BasisBijbel

Ester 1:1-16 BasisBijbel (BB)

1. Ahasveros was koning van Medië en Perzië. Zijn enorme rijk bestond uit 127 provincies. Het reikte van India tot Ethiopië.

2. Op een dag, toen hij voor het derde jaar koning was, liet hij in zijn burcht Susan een feestmaaltijd klaarmaken voor al zijn ministers en dienaren.

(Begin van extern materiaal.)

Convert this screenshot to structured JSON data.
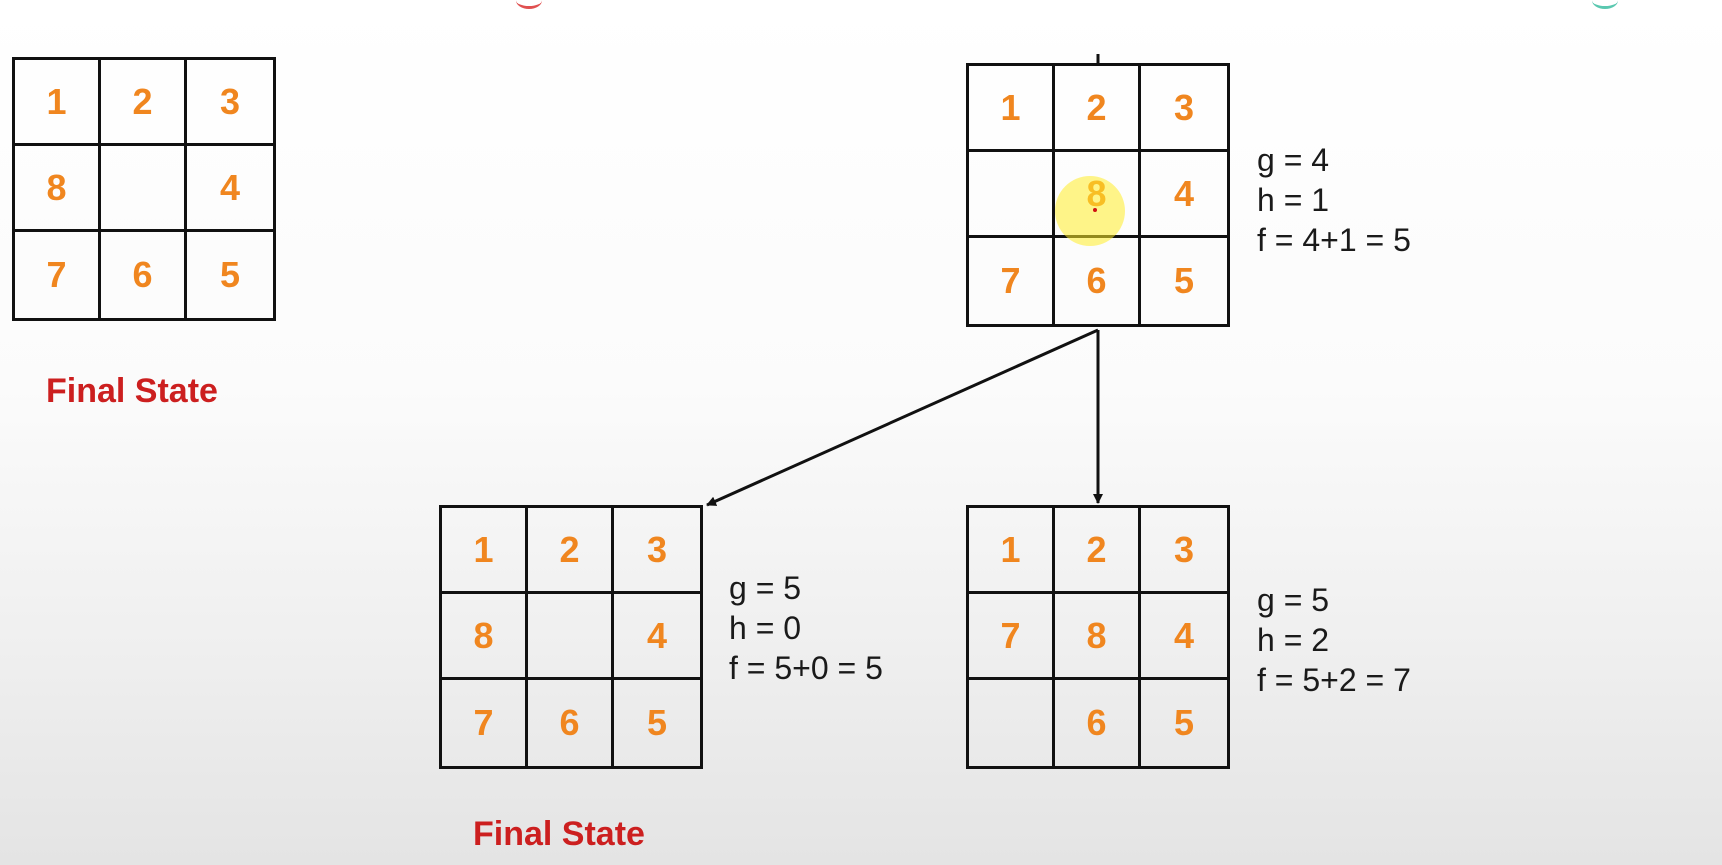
{
  "diagram": {
    "boards": [
      {
        "id": "final-state-reference",
        "tiles": [
          "1",
          "2",
          "3",
          "8",
          "",
          "4",
          "7",
          "6",
          "5"
        ],
        "caption": "Final State"
      },
      {
        "id": "parent-node",
        "tiles": [
          "1",
          "2",
          "3",
          "",
          "8",
          "4",
          "7",
          "6",
          "5"
        ],
        "stats": [
          "g = 4",
          "h = 1",
          "f = 4+1 = 5"
        ]
      },
      {
        "id": "child-left",
        "tiles": [
          "1",
          "2",
          "3",
          "8",
          "",
          "4",
          "7",
          "6",
          "5"
        ],
        "stats": [
          "g = 5",
          "h = 0",
          "f = 5+0 = 5"
        ],
        "caption": "Final State"
      },
      {
        "id": "child-right",
        "tiles": [
          "1",
          "2",
          "3",
          "7",
          "8",
          "4",
          "",
          "6",
          "5"
        ],
        "stats": [
          "g = 5",
          "h = 2",
          "f = 5+2 = 7"
        ]
      }
    ],
    "colors": {
      "tile_text": "#f0861f",
      "caption": "#cc1f1f",
      "stats_text": "#1a1a1a",
      "grid_lines": "#111111",
      "cursor_highlight": "#ffec28"
    }
  }
}
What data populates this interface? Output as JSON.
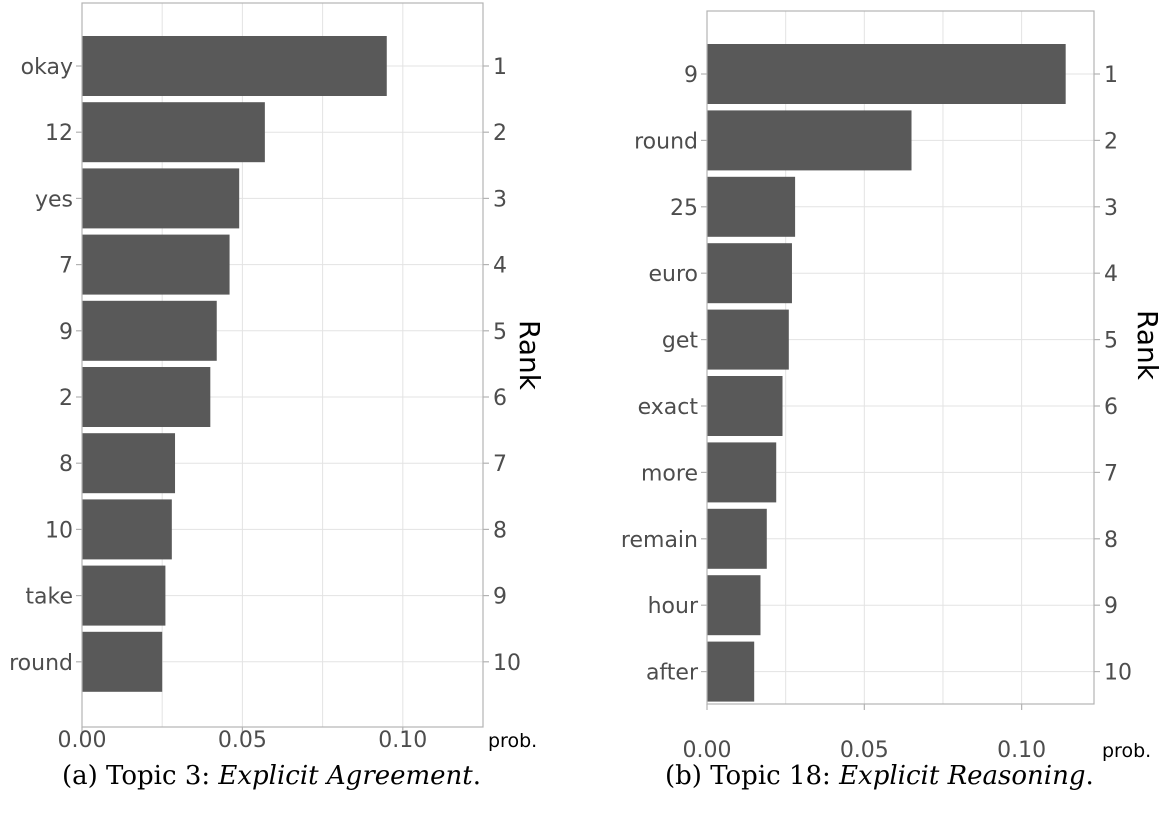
{
  "chart_data": [
    {
      "type": "bar",
      "orientation": "horizontal",
      "categories": [
        "okay",
        "12",
        "yes",
        "7",
        "9",
        "2",
        "8",
        "10",
        "take",
        "round"
      ],
      "values": [
        0.095,
        0.057,
        0.049,
        0.046,
        0.042,
        0.04,
        0.029,
        0.028,
        0.026,
        0.025
      ],
      "ranks": [
        "1",
        "2",
        "3",
        "4",
        "5",
        "6",
        "7",
        "8",
        "9",
        "10"
      ],
      "xticks": [
        "0.00",
        "0.05",
        "0.10"
      ],
      "xtick_values": [
        0,
        0.05,
        0.1
      ],
      "xlim": [
        0,
        0.125
      ],
      "xlabel": "prob.",
      "secondary_ylabel": "Rank",
      "caption_prefix": "(a) Topic 3: ",
      "caption_title": "Explicit Agreement",
      "caption_suffix": ".",
      "grid": true,
      "bar_color": "#595959"
    },
    {
      "type": "bar",
      "orientation": "horizontal",
      "categories": [
        "9",
        "round",
        "25",
        "euro",
        "get",
        "exact",
        "more",
        "remain",
        "hour",
        "after"
      ],
      "values": [
        0.114,
        0.065,
        0.028,
        0.027,
        0.026,
        0.024,
        0.022,
        0.019,
        0.017,
        0.015
      ],
      "ranks": [
        "1",
        "2",
        "3",
        "4",
        "5",
        "6",
        "7",
        "8",
        "9",
        "10"
      ],
      "xticks": [
        "0.00",
        "0.05",
        "0.10"
      ],
      "xtick_values": [
        0,
        0.05,
        0.1
      ],
      "xlim": [
        0,
        0.123
      ],
      "xlabel": "prob.",
      "secondary_ylabel": "Rank",
      "caption_prefix": "(b) Topic 18: ",
      "caption_title": "Explicit Reasoning",
      "caption_suffix": ".",
      "grid": true,
      "bar_color": "#595959"
    }
  ]
}
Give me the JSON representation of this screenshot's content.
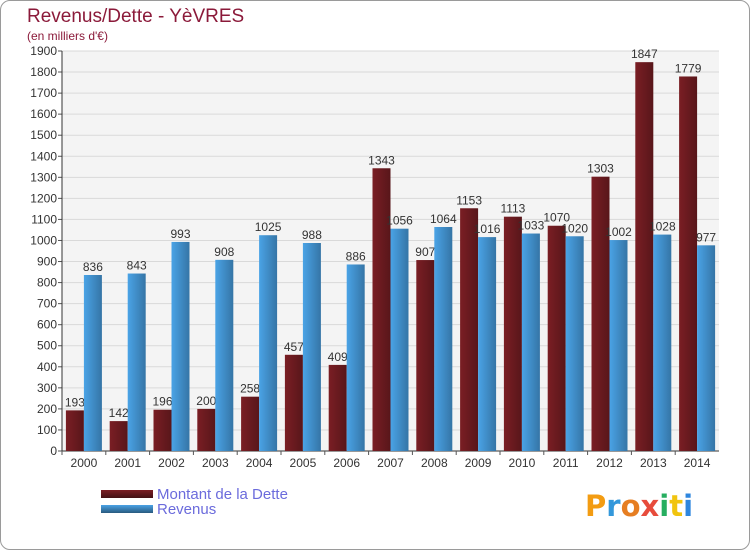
{
  "header": {
    "title": "Revenus/Dette - YèVRES",
    "subtitle": "(en milliers d'€)"
  },
  "chart_data": {
    "type": "bar",
    "categories": [
      "2000",
      "2001",
      "2002",
      "2003",
      "2004",
      "2005",
      "2006",
      "2007",
      "2008",
      "2009",
      "2010",
      "2011",
      "2012",
      "2013",
      "2014"
    ],
    "series": [
      {
        "name": "Montant de la Dette",
        "color": "#7a1e24",
        "values": [
          193,
          142,
          196,
          200,
          258,
          457,
          409,
          1343,
          907,
          1153,
          1113,
          1070,
          1303,
          1847,
          1779
        ]
      },
      {
        "name": "Revenus",
        "color": "#4aa3e6",
        "values": [
          836,
          843,
          993,
          908,
          1025,
          988,
          886,
          1056,
          1064,
          1016,
          1033,
          1020,
          1002,
          1028,
          977
        ]
      }
    ],
    "y_ticks": [
      0,
      100,
      200,
      300,
      400,
      500,
      600,
      700,
      800,
      900,
      1000,
      1100,
      1200,
      1300,
      1400,
      1500,
      1600,
      1700,
      1800,
      1900
    ],
    "ylim": [
      0,
      1900
    ],
    "grid": true,
    "legend_position": "bottom-left"
  },
  "legend": [
    {
      "label": "Montant de la Dette",
      "color": "#7a1e24"
    },
    {
      "label": "Revenus",
      "color": "#4aa3e6"
    }
  ],
  "logo": {
    "letters": [
      "P",
      "r",
      "o",
      "x",
      "i",
      "t",
      "i"
    ],
    "colors": [
      "#f39c12",
      "#3498db",
      "#e67e22",
      "#e74c3c",
      "#27ae60",
      "#f1c40f",
      "#2e86de"
    ]
  }
}
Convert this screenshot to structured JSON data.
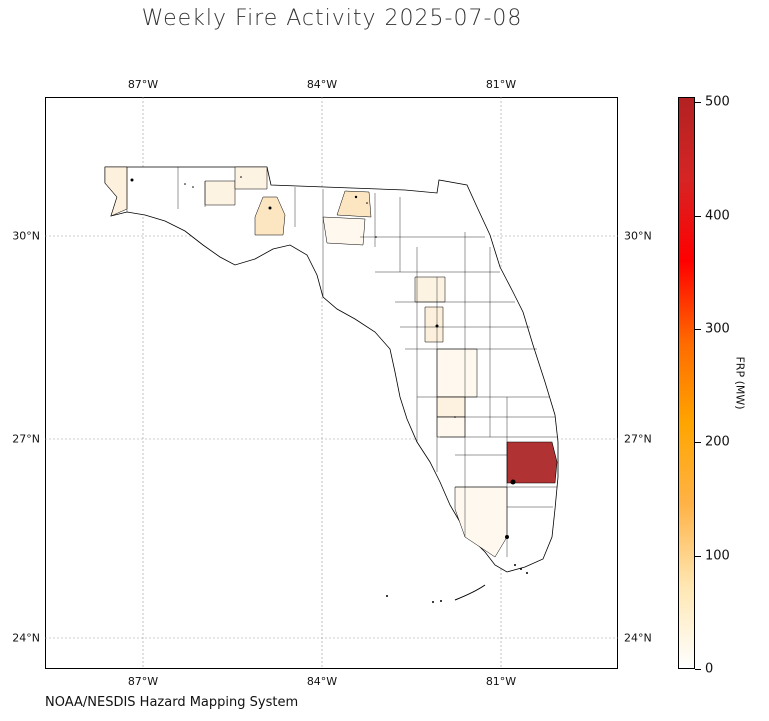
{
  "title": "Weekly Fire Activity 2025-07-08",
  "credit": "NOAA/NESDIS Hazard Mapping System",
  "map": {
    "lon_ticks": [
      "87°W",
      "84°W",
      "81°W"
    ],
    "lat_ticks": [
      "30°N",
      "27°N",
      "24°N"
    ],
    "lon_range": [
      -88.65,
      -79.05
    ],
    "lat_range": [
      23.55,
      31.95
    ],
    "gridlines": true,
    "colormap": [
      "#ffffff",
      "#ffe7b3",
      "#ffb347",
      "#ffa500",
      "#ff6a00",
      "#ff0000",
      "#d62424",
      "#b22222"
    ]
  },
  "colorbar": {
    "label": "FRP (MW)",
    "ticks": [
      "0",
      "100",
      "200",
      "300",
      "400",
      "500"
    ],
    "range": [
      0,
      505
    ]
  }
}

3. Ook alle legeraanvoerders en de bestuurders van alle provincies waren uitgenodigd.

4. Op het feest liet hij aan iedereen zien hoe rijk hij was en wat een kostbare dingen hij bezat. Het feest duurde wel 180 dagen.

5. Aan het eind van die 180 dagen liet hij ook voor alle bewoners van de burcht Susan een feestmaaltijd klaarmaken. Iedereen, van hoog tot laag, werd voor die feestmaaltijd uitgenodigd. Het feest zou zeven dagen duren. Het werd gehouden op het plein in de paleistuin.

6. Er waren witte, groene en hemelsblauwe gordijnen met paarse koorden opgehangen aan marmeren pilaren. De gordijnen waren met zilveren ringen vastgezet. Er waren gouden en zilveren banken neergezet op een vloer van allerlei kleuren steen.

7. De koninklijke wijn werd in gouden bekers ingeschonken. Geen twee bekers waren hetzelfde. Er was wijn in overvloed, zoals men van een koning mocht verwachten.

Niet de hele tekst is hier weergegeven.